Uncharted by Kim Brown Seely

Uncharted by Kim Brown Seely

Author:Kim Brown Seely
Language: eng
Format: epub
Publisher: Sasquatch Books
Published: 2019-09-16T16:00:00+00:00


* * *

The packing-list items James and I had stockpiled—towels, extralong sheets, shower flip-flops, hangers, winter coats and boots, a medicine kit—had been boxed up, addressed, and shipped to the wilds of upstate New York. All that remained to tend to were the few personal and precious things he’d take with him on the plane—his laptop, his lacrosse gear, his duffel bag, his guitar.

“Well,” Jeff said ceremoniously, opening the front door for all of us to exit, “I guess this is it.”

“Are you sure you’ve got everything?” I said to James, my high, strangled voice betraying my own uncertainty.

“Yep…let’s go,” James said. At over six feet, in jeans and a plaid flannel shirt, he looked so tall and confident to me then, and at the same time, gangly and vulnerable, and so young.

James took one last look around the front hall of the house, patted our golden retriever, McCoy, goodbye, and stepped out the front door. The finality of his leaving felt like a kind of vortex we were all leaping into, blindly but hopefully. In mid-May a phone call from the lacrosse coach at St. Lawrence University had given him the confidence to accept the academic scholarship he’d been offered there.

“So, you want to come all the way out here and try out to play division three lacrosse for the Saints?” the coach had said. “Well, okay then.”

So instead of enrolling at Santa Clara University in Northern California with his older brother—his original plan—he’d be 2,846 miles away at St. Lawrence. To get there, he could fly from Seattle to Syracuse (changing planes at Chicago’s O’Hare), and then catch a two-hour shuttle van north, or fly to Ottawa, in Ontario, Canada, and catch a shuttle van south. Out of curiosity, James and I had Google-mapped the route: it stretched all the way across the continent of North America, unspooling from the far upper-left corner of the map to the upper right like a thick blue worm, its head nearly reaching the Canadian border. It would take forty-five hours to make it across all those rivers and plains and mountain ranges by car, without stopping.

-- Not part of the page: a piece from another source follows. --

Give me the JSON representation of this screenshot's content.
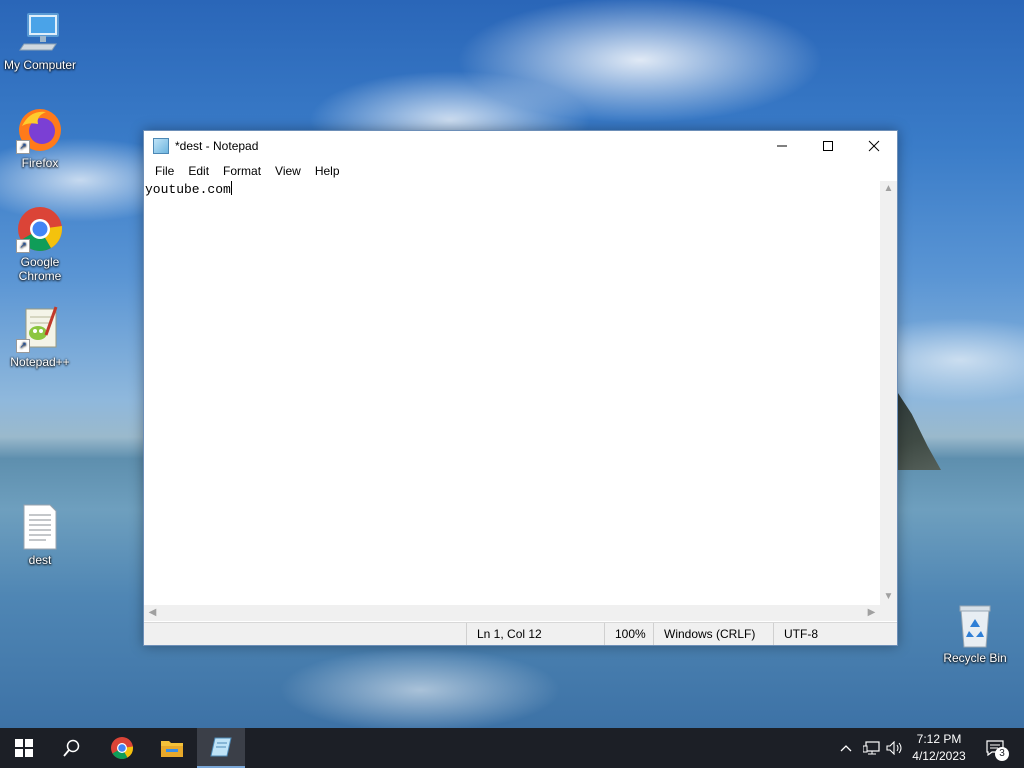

“Maybe I’ll drive to school my sophomore year,” he’d said.

“Great idea!” I said, playing up the adventure.

“Are you kidding me? His car would never survive the trip,” said Jeff, always the realist. “That baby’s got a hundred and sixty-two thousand miles on it.”

“Maybe I’ll have saved enough for a new one by then,” James protested.

“Better start saving, bud,” Jeff said, laughing.